Clemence Runhare, a security guard who was at the farm on the night of Mujuru’s death, testified that he had heard what “sounded like gunfire”.
“After midnight, I heard a noise which sounded like the explosion of bullets coming from the direction of the Mujuru residence,” he testified. Later he retracted the statement, saying the sound had probably come from burning asbestos.
The testimony given so far by other witnesses has done little to put an end to speculation — fodder for a nation long hooked on conspiracy theories about the deaths of its top political leaders. Other Zimbabwean political luminaries who have died under suspicious circumstances include Herbert Chitepo, Lookout Masuku and Josiah Tungamirai, who are all thought to have been assassinated.
In the aftermath of her husband’s death last year Mujuru told mourners she could not understand how the highly decorated soldier had failed to escape the fire.
On Tuesday she complained that she had not been given access to statements made to the police by her husband’s police guards.
In their testimony the guards said they had been sleeping when the fire broke out and that they could not call for help because their police radio was broken and their cellphones had run out of airtime. When the fire brigade arrived hours later the truck did not have water.
Mujuru described the conduct of the men who had guarded her late husband as “shocking”.
“These are obvious and straightforward things that I think an ordinary policeman should understand,” she said, adding that she was wary of adding to the controversy.
She also refused to condemn the entire security system in Zimbabwe. “Do you think I can judge my security forces just because of one person?
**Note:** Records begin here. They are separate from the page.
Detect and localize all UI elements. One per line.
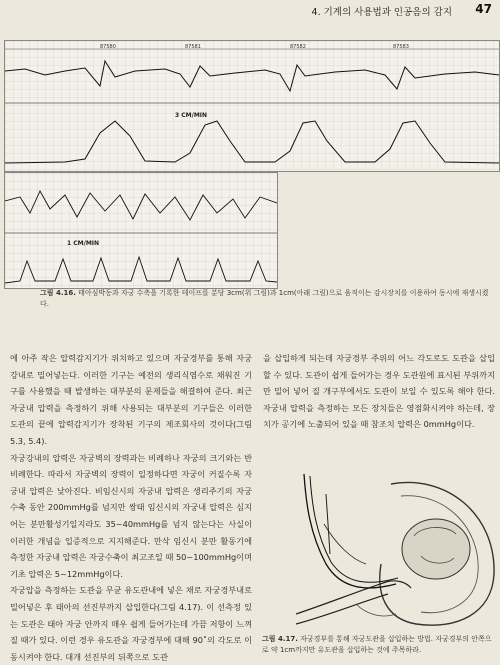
fetal-monitor-strip-top <box>4 40 500 172</box>
right-column <box>263 350 495 433</box>
paragraph: 자궁압을 측정하는 도관을 무균 유도관내에 넣은 채로 자궁경부내로 밀어넣은 후 태아의 선진부까지 삽입한다(그림 4.17). 이 선측정 있는 도관은 태아 자궁 안까지 매우 쉽게 들어가는데 가끔 저항이 느껴질 때가 있다. 이런 경우 유도관을 자궁경부에 대해 90˚의 각도로 이동시켜야 한다. 대개 선진부의 뒤쪽으로 도관 <box>10 585 252 662</box>
speed-label: 3 CM/MIN <box>175 112 208 119</box>
page-header <box>0 0 500 22</box>
figure-4-16-caption <box>40 288 495 310</box>
page-number: 47 <box>475 2 492 16</box>
figure-4-17-caption <box>262 634 498 656</box>
catheter-insertion-illustration <box>296 464 500 630</box>
ruler-mark: 87582 <box>290 44 306 50</box>
left-column <box>10 350 252 665</box>
paragraph: 을 삽입하게 되는데 자궁경부 주위의 어느 각도로도 도관을 삽입할 수 있다. 도관이 쉽게 들어가는 경우 도관원에 표시된 부위까지만 밀어 넣어 질 개구부에서도 도관이 보일 수 있도록 해야 한다. 자궁내 압력을 측정하는 모든 장치들은 영점화시켜야 하는데, 장치가 공기에 노출되어 있을 때 참조치 압력은 0mmHg이다. <box>263 353 495 430</box>
chapter-title: 4. 기계의 사용법과 인공음의 감지 <box>311 7 452 18</box>
monitor-trace-top <box>5 41 499 171</box>
paragraph: 에 아주 작은 압력감지기가 위치하고 있으며 자궁경부를 통해 자궁강내로 밀어넣는다. 이러한 기구는 예전의 생리식염수로 채워진 기구를 사용했을 때 발생하는 대부분의 문제들을 해결하여 준다. 최근 자궁내 압력을 측정하기 위해 사용되는 대부분의 기구들은 이러한 도관의 끝에 압력감지기가 장착된 기구의 제조회사의 것이다(그림 5.3, 5.4). <box>10 353 252 446</box>
monitor-trace-bottom <box>5 173 277 288</box>
speed-label: 1 CM/MIN <box>67 240 100 247</box>
paragraph: 자궁강내의 압력은 자궁벽의 장력과는 비례하나 자궁의 크기와는 반비례한다. 따라서 자궁벽의 장력이 일정하다면 자궁이 커질수록 자궁내 압력은 낮아진다. 비임신시의 자궁내 압력은 생리주기의 자궁 수축 동안 200mmHg를 넘지만 쌍태 임신시의 자궁내 압력은 심지어는 분만활성기일지라도 35~40mmHg를 넘지 않는다는 사실이 이러한 개념을 입증적으로 지지해준다. 만삭 임신시 분만 활동기에 측정한 자궁내 압력은 자궁수축이 최고조일 때 50~100mmHg이며 기초 압력은 5~12mmHg이다. <box>10 452 252 579</box>
ruler-mark: 87580 <box>100 44 116 50</box>
caption-text: 태아심박동과 자궁 수축을 기록한 테이프를 분당 3cm(위 그림)과 1cm(아래 그림)으로 움직이는 감시장치를 이용하여 동시에 재생시켰다. <box>40 289 489 308</box>
ruler-mark: 87583 <box>393 44 409 50</box>
anatomy-drawing <box>296 464 500 630</box>
figure-number: 그림 4.17. <box>262 635 298 643</box>
ruler-mark: 87581 <box>185 44 201 50</box>
fetal-monitor-strip-bottom <box>4 172 278 289</box>
figure-number: 그림 4.16. <box>40 289 76 297</box>
caption-text: 자궁경부를 통해 자궁도관을 삽입하는 방법. 자궁경부의 안쪽으로 약 1cm까지만 유도관을 삽입하는 것에 주목하라. <box>262 635 492 654</box>
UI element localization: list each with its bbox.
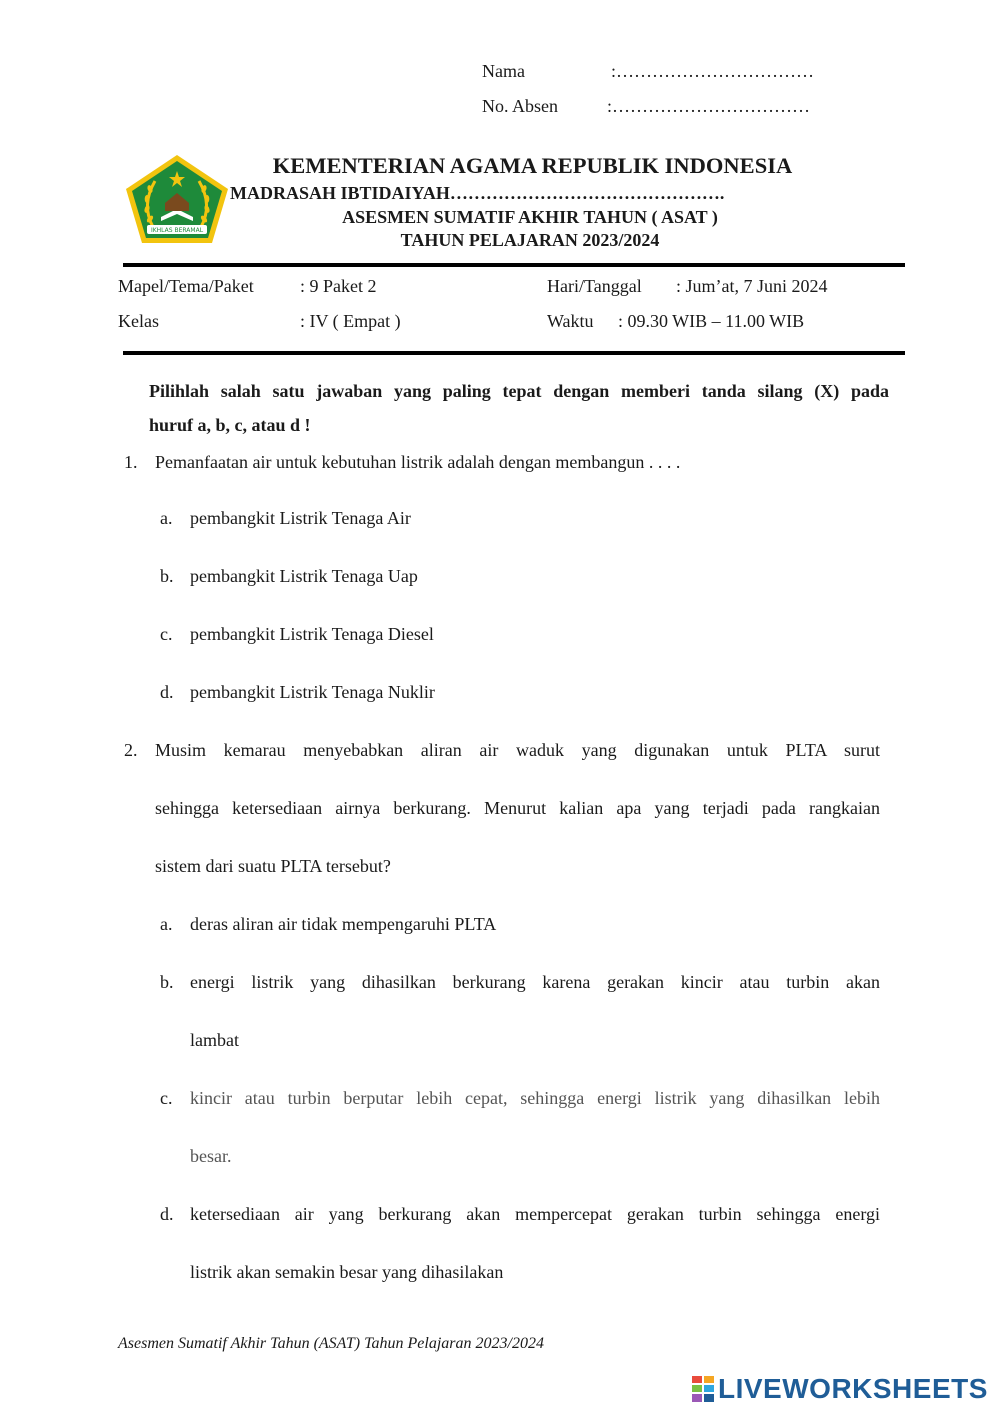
liveworksheets-wordmark: LIVEWORKSHEETS	[718, 1373, 988, 1404]
header-divider-top	[123, 263, 905, 267]
kelas-value: : IV ( Empat )	[300, 311, 401, 331]
option-text[interactable]: pembangkit Listrik Tenaga Diesel	[190, 624, 434, 644]
option-text[interactable]: deras aliran air tidak mempengaruhi PLTA	[190, 914, 497, 934]
instruction-line: huruf a, b, c, atau d !	[149, 415, 311, 435]
hari-value: : Jum’at, 7 Juni 2024	[676, 276, 828, 296]
option-text[interactable]: energi listrik yang dihasilkan berkurang karena gerakan kincir atau turbin akan	[190, 972, 880, 992]
absen-label: No. Absen	[482, 96, 558, 116]
question-text: Pemanfaatan air untuk kebutuhan listrik adalah dengan membangun . . . .	[155, 452, 681, 472]
mapel-label: Mapel/Tema/Paket	[118, 276, 254, 296]
name-label: Nama	[482, 61, 525, 81]
instruction	[149, 374, 889, 442]
option-text[interactable]: ketersediaan air yang berkurang akan mempercepat gerakan turbin sehingga energi	[190, 1204, 880, 1224]
option-text[interactable]: pembangkit Listrik Tenaga Air	[190, 508, 411, 528]
school-name: MADRASAH IBTIDAIYAH……………………………………….	[230, 183, 725, 203]
question-number: 1.	[124, 452, 138, 472]
liveworksheets-logo[interactable]	[692, 1374, 988, 1404]
hari-label: Hari/Tanggal	[547, 276, 642, 296]
waktu-value: : 09.30 WIB – 11.00 WIB	[618, 311, 805, 331]
question-number: 2.	[124, 740, 138, 760]
absen-field[interactable]: :……………………………	[607, 96, 811, 116]
option-text[interactable]: besar.	[190, 1146, 232, 1166]
page-footer: Asesmen Sumatif Akhir Tahun (ASAT) Tahun Pelajaran 2023/2024	[118, 1335, 544, 1352]
option-letter[interactable]: a.	[160, 508, 173, 528]
option-letter[interactable]: c.	[160, 1088, 173, 1108]
header-divider-bottom	[123, 351, 905, 355]
question-text: sehingga ketersediaan airnya berkurang. Menurut kalian apa yang terjadi pada rangkaian	[155, 798, 880, 818]
ministry-title: KEMENTERIAN AGAMA REPUBLIK INDONESIA	[272, 153, 793, 178]
option-text[interactable]: lambat	[190, 1030, 239, 1050]
option-letter[interactable]: d.	[160, 682, 174, 702]
option-text[interactable]: kincir atau turbin berputar lebih cepat, sehingga energi listrik yang dihasilkan lebih	[190, 1088, 880, 1108]
option-letter[interactable]: a.	[160, 914, 173, 934]
option-letter[interactable]: b.	[160, 566, 174, 586]
waktu-label: Waktu	[547, 311, 594, 331]
mapel-value: : 9 Paket 2	[300, 276, 377, 296]
kelas-label: Kelas	[118, 311, 159, 331]
academic-year: TAHUN PELAJARAN 2023/2024	[400, 230, 660, 250]
option-text[interactable]: pembangkit Listrik Tenaga Nuklir	[190, 682, 435, 702]
option-letter[interactable]: d.	[160, 1204, 174, 1224]
question-text: Musim kemarau menyebabkan aliran air waduk yang digunakan untuk PLTA surut	[155, 740, 880, 760]
option-letter[interactable]: b.	[160, 972, 174, 992]
option-letter[interactable]: c.	[160, 624, 173, 644]
option-text[interactable]: listrik akan semakin besar yang dihasilakan	[190, 1262, 504, 1282]
instruction-line: Pilihlah salah satu jawaban yang paling tepat dengan memberi tanda silang (X) pada	[149, 381, 889, 401]
name-field[interactable]: :……………………………	[611, 61, 815, 81]
logo-text: IKHLAS BERAMAL	[150, 227, 204, 234]
exam-title: ASESMEN SUMATIF AKHIR TAHUN ( ASAT )	[342, 207, 718, 227]
liveworksheets-mark-icon	[692, 1376, 714, 1402]
question-text: sistem dari suatu PLTA tersebut?	[155, 856, 391, 876]
option-text[interactable]: pembangkit Listrik Tenaga Uap	[190, 566, 418, 586]
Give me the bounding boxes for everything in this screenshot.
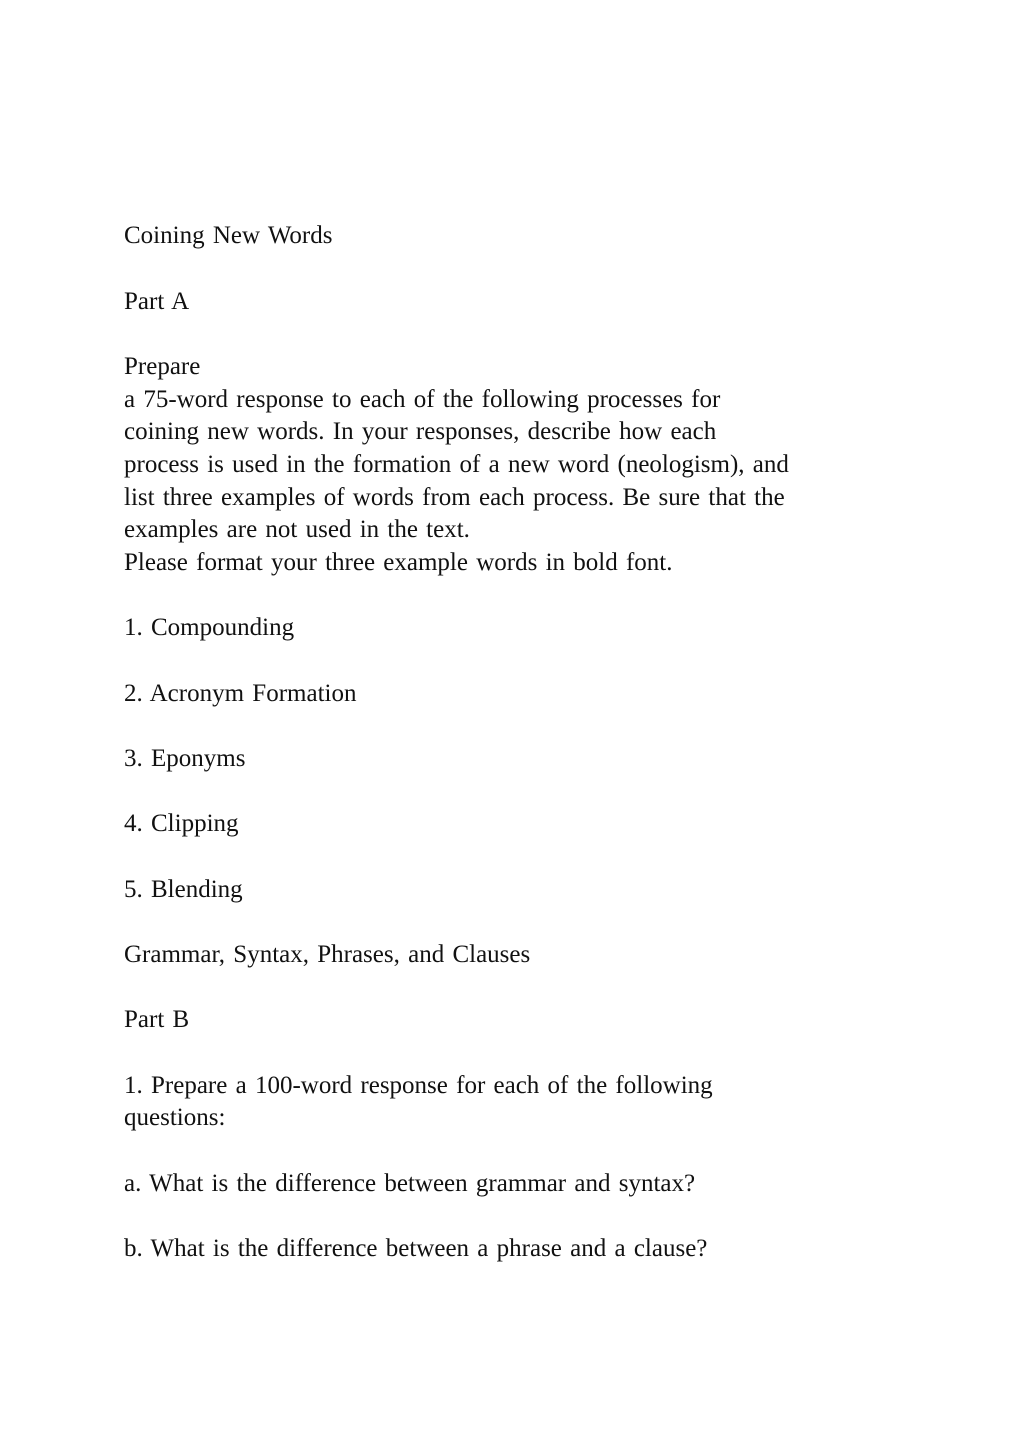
list-item-compounding: 1. Compounding [124, 614, 295, 641]
part-b-heading: Part B [124, 1006, 190, 1033]
list-item-acronym-formation: 2. Acronym Formation [124, 680, 357, 707]
part-a-instruction-line: process is used in the formation of a new word (neologism), and [124, 451, 789, 478]
part-a-intro-word: Prepare [124, 353, 201, 380]
part-a-instruction-line: examples are not used in the text. [124, 516, 470, 543]
document-title: Coining New Words [124, 222, 333, 249]
part-a-instruction-line: list three examples of words from each process. Be sure that the [124, 484, 785, 511]
part-a-heading: Part A [124, 288, 190, 315]
part-a-format-note: Please format your three example words in bold font. [124, 549, 673, 576]
list-item-eponyms: 3. Eponyms [124, 745, 246, 772]
list-item-blending: 5. Blending [124, 876, 243, 903]
list-item-clipping: 4. Clipping [124, 810, 239, 837]
part-b-prompt-line: 1. Prepare a 100-word response for each of the following [124, 1072, 713, 1099]
part-a-instruction-line: coining new words. In your responses, describe how each [124, 418, 717, 445]
part-b-prompt-line: questions: [124, 1104, 226, 1131]
part-a-instruction-line: a 75-word response to each of the following processes for [124, 386, 721, 413]
section-title: Grammar, Syntax, Phrases, and Clauses [124, 941, 531, 968]
question-grammar-vs-syntax: a. What is the difference between grammar and syntax? [124, 1170, 696, 1197]
question-phrase-vs-clause: b. What is the difference between a phrase and a clause? [124, 1235, 708, 1262]
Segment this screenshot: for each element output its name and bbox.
Do you think it will be honest or fair?”
The guards also differed about whether Mujuru had arrived alone — one guard insisted there was another man in his car. One of the guards also said Mujuru appeared drunk, contradicting the testimony of six other witnesses who said the general — known as a heavy drinker — was “sober and jovial”.
Mujuru asked in court how the police officers could not have known the location of the main bedroom, where her husband’s charred remains were found.
“I myself had some security training. You should have at least learned the structure of the house,” she said.
Whatever the outcome of the inquest, which is set to end on Friday, it has unleashed suspicions among Zimbabwe’s powerful elite and is likely to dog Mugabe’s Zanu-PF party for a long time.
As political analyst Dumisani Nkomo said this week: “Factionalism in Zanu-PF is certain to intensify as the search for truth over Mujuru’s death persists, but there is a danger that the inquest itself can end up becoming a smokescreen and be used to divert attention from the pertinent issues of the day.”